Citation hooks: FlavScents
QA Check
- All required sections 1–9 are present
- "Citation hooks:" line is present under each section
- Flavor section includes ppm ranges
- Toxicology section covers oral, dermal, inhalation
- Regulatory section mentions US, EU, UK, Asia, Latin America
- If complex natural material: includes section 5a (not applicable here)
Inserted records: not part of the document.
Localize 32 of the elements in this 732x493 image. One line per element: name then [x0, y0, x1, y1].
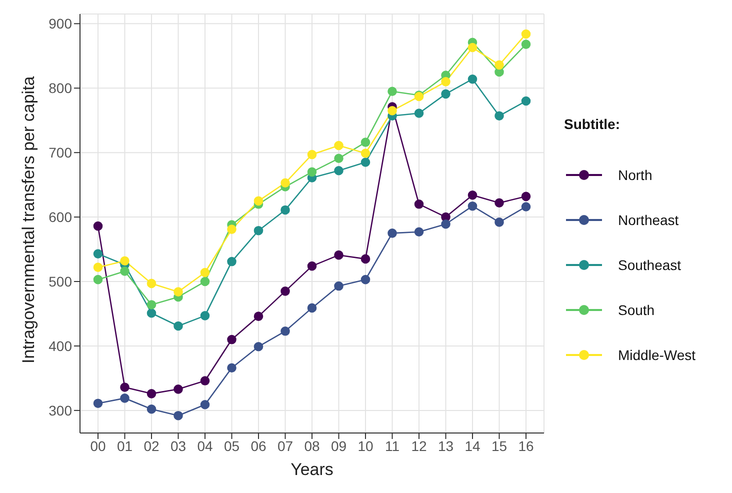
x-tick-label: 01: [116, 438, 133, 454]
x-tick-label: 15: [491, 438, 508, 454]
x-tick-label: 05: [224, 438, 240, 454]
x-tick-label: 16: [518, 438, 534, 454]
legend-title: Subtitle:: [564, 116, 621, 132]
x-tick-label: 00: [90, 438, 106, 454]
x-tick-label: 02: [144, 438, 160, 454]
x-tick-label: 12: [411, 438, 427, 454]
x-axis-title: Years: [290, 460, 334, 479]
y-tick-label: 600: [48, 209, 72, 226]
y-tick-label: 300: [48, 402, 72, 418]
y-axis-title: Intragovernmental transfers per capita: [19, 76, 38, 364]
legend-label: North: [618, 166, 652, 182]
y-tick-label: 900: [48, 16, 72, 32]
y-tick-label: 500: [48, 273, 72, 290]
x-tick-label: 10: [358, 438, 374, 454]
y-tick-label: 400: [48, 338, 72, 354]
legend-label: Middle-West: [618, 346, 696, 362]
y-tick-label: 700: [48, 144, 72, 161]
x-tick-label: 09: [330, 438, 347, 454]
x-tick-label: 13: [438, 438, 454, 454]
x-tick-label: 06: [250, 438, 266, 454]
x-tick-label: 11: [384, 438, 400, 454]
x-tick-label: 14: [464, 438, 480, 454]
x-tick-label: 07: [277, 438, 294, 454]
y-tick-label: 800: [48, 80, 72, 96]
x-tick-label: 08: [304, 438, 320, 454]
x-tick-label: 03: [170, 438, 186, 454]
legend-label: South: [618, 302, 655, 318]
legend-label: Northeast: [618, 212, 679, 228]
legend-label: Southeast: [618, 256, 682, 272]
x-tick-label: 04: [197, 438, 213, 454]
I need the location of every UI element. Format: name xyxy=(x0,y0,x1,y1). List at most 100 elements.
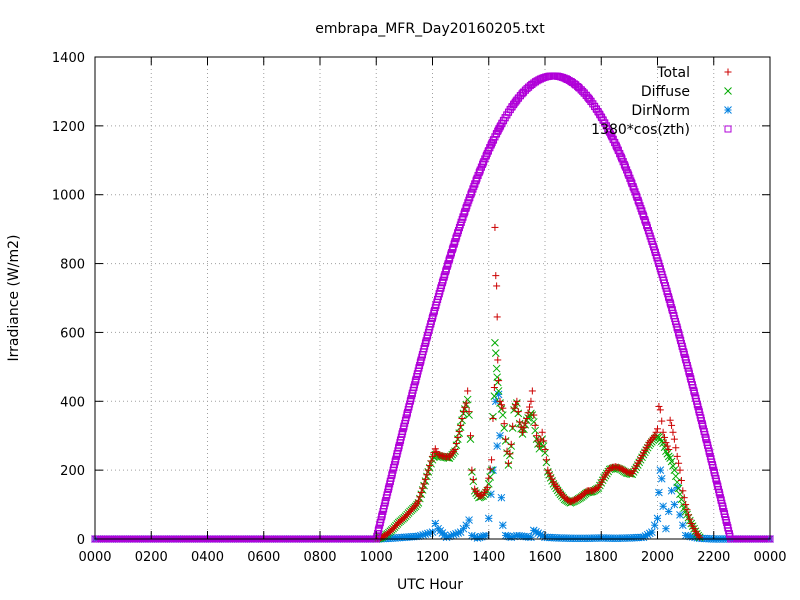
data-point xyxy=(520,424,528,432)
data-point xyxy=(673,452,681,460)
data-point xyxy=(547,472,555,480)
data-point xyxy=(509,422,517,430)
data-point xyxy=(423,471,431,479)
data-point xyxy=(683,506,691,514)
data-point xyxy=(510,404,518,412)
data-point xyxy=(492,272,500,280)
data-point xyxy=(514,408,522,416)
data-point xyxy=(493,378,502,387)
data-point xyxy=(504,459,512,467)
data-point xyxy=(668,421,676,429)
data-point xyxy=(624,170,632,178)
data-point xyxy=(682,501,690,509)
data-point xyxy=(414,497,422,505)
data-point xyxy=(491,338,499,347)
legend-label: Diffuse xyxy=(641,84,690,100)
data-point xyxy=(454,433,462,441)
data-point xyxy=(499,404,507,412)
data-point xyxy=(496,397,504,405)
data-point xyxy=(484,480,493,488)
data-point xyxy=(429,452,436,460)
data-point xyxy=(621,162,629,170)
data-point xyxy=(694,532,702,540)
data-point xyxy=(527,397,535,405)
data-point xyxy=(667,457,676,466)
data-point xyxy=(649,433,657,441)
data-point xyxy=(431,445,439,453)
data-point xyxy=(491,349,500,357)
x-axis-label: UTC Hour xyxy=(397,577,463,593)
data-point xyxy=(493,313,501,321)
y-tick-label: 800 xyxy=(60,258,85,273)
data-point xyxy=(419,484,427,492)
data-point xyxy=(452,439,460,447)
data-point xyxy=(467,189,475,197)
data-point xyxy=(531,421,539,429)
data-point xyxy=(675,459,683,467)
legend-label: Total xyxy=(656,65,690,81)
data-point xyxy=(678,521,687,530)
data-point xyxy=(410,503,418,511)
data-point xyxy=(680,494,688,502)
data-point xyxy=(535,442,543,450)
data-point xyxy=(670,435,678,443)
data-point xyxy=(493,442,502,450)
data-point xyxy=(684,511,692,519)
data-point xyxy=(500,424,509,432)
x-tick-label: 0600 xyxy=(247,550,280,565)
data-point xyxy=(659,428,667,436)
data-point xyxy=(495,377,503,385)
data-point xyxy=(465,516,473,524)
data-point xyxy=(542,456,550,464)
x-tick-label: 0800 xyxy=(303,550,336,565)
x-tick-label: 1000 xyxy=(360,550,393,565)
y-tick-label: 1400 xyxy=(52,51,85,66)
data-point xyxy=(506,450,514,458)
data-point xyxy=(656,466,665,474)
data-point xyxy=(455,427,463,435)
data-point xyxy=(516,418,524,426)
data-point xyxy=(665,445,673,453)
data-point xyxy=(491,223,499,231)
data-point xyxy=(476,167,484,175)
x-tick-label: 1800 xyxy=(585,550,618,565)
data-point xyxy=(502,435,510,443)
data-point xyxy=(464,387,472,395)
data-point xyxy=(686,515,694,523)
x-tick-label: 1200 xyxy=(416,550,449,565)
grid-lines xyxy=(95,57,770,539)
data-point xyxy=(497,401,505,409)
data-point xyxy=(677,476,685,484)
data-point xyxy=(461,403,469,411)
x-tick-label: 2000 xyxy=(641,550,674,565)
data-point xyxy=(497,493,506,502)
data-point xyxy=(494,387,503,395)
data-point xyxy=(651,432,659,440)
data-point xyxy=(545,469,553,477)
data-point xyxy=(479,159,487,167)
data-point xyxy=(544,466,552,474)
data-point xyxy=(498,521,507,530)
data-point xyxy=(458,415,466,422)
data-point xyxy=(486,473,495,481)
data-point xyxy=(524,409,532,417)
data-point xyxy=(488,456,496,464)
y-tick-label: 600 xyxy=(60,326,85,341)
data-point xyxy=(531,426,540,435)
data-point xyxy=(618,154,625,162)
data-point xyxy=(658,417,666,425)
data-point xyxy=(612,142,620,150)
y-tick-label: 0 xyxy=(77,533,85,548)
x-tick-label: 0200 xyxy=(135,550,168,565)
data-point xyxy=(672,444,680,452)
data-point xyxy=(469,476,477,484)
data-point xyxy=(541,445,549,453)
x-tick-label: 0000 xyxy=(753,550,786,565)
data-point xyxy=(655,488,663,497)
data-point xyxy=(656,406,664,414)
data-point xyxy=(451,445,459,453)
legend-label: 1380*cos(zth) xyxy=(591,122,690,138)
data-point xyxy=(492,364,501,373)
data-point xyxy=(529,418,538,426)
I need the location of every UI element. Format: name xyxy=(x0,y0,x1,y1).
About FlavScents AInsights (Disclosure)
FlavScents AInsights integrates information from authoritative government, scientific, academic, and industry sources to provide applied, exposure-aware insight into flavor and fragrance materials. Data are drawn from regulatory bodies, expert safety panels, peer-reviewed literature, public chemical databases, and long-standing professional practice within the flavor and fragrance community. Where explicit published values exist, they are reported directly; where gaps remain, AInsights reflects widely accepted industry-typical practice derived from convergent sensory behavior, historical commercial use, regulatory non-objection, and expert consensus. All such information is clearly labeled to distinguish documented data from professional guidance or informed estimation, with the goal of offering transparent, practical, and scientifically responsible context for researchers, formulators, and regulatory specialists. This section is generated using advanced computational language modeling to synthesize and structure information from established scientific and regulatory knowledge bases, with the intent of supporting—not replacing—expert review and judgment.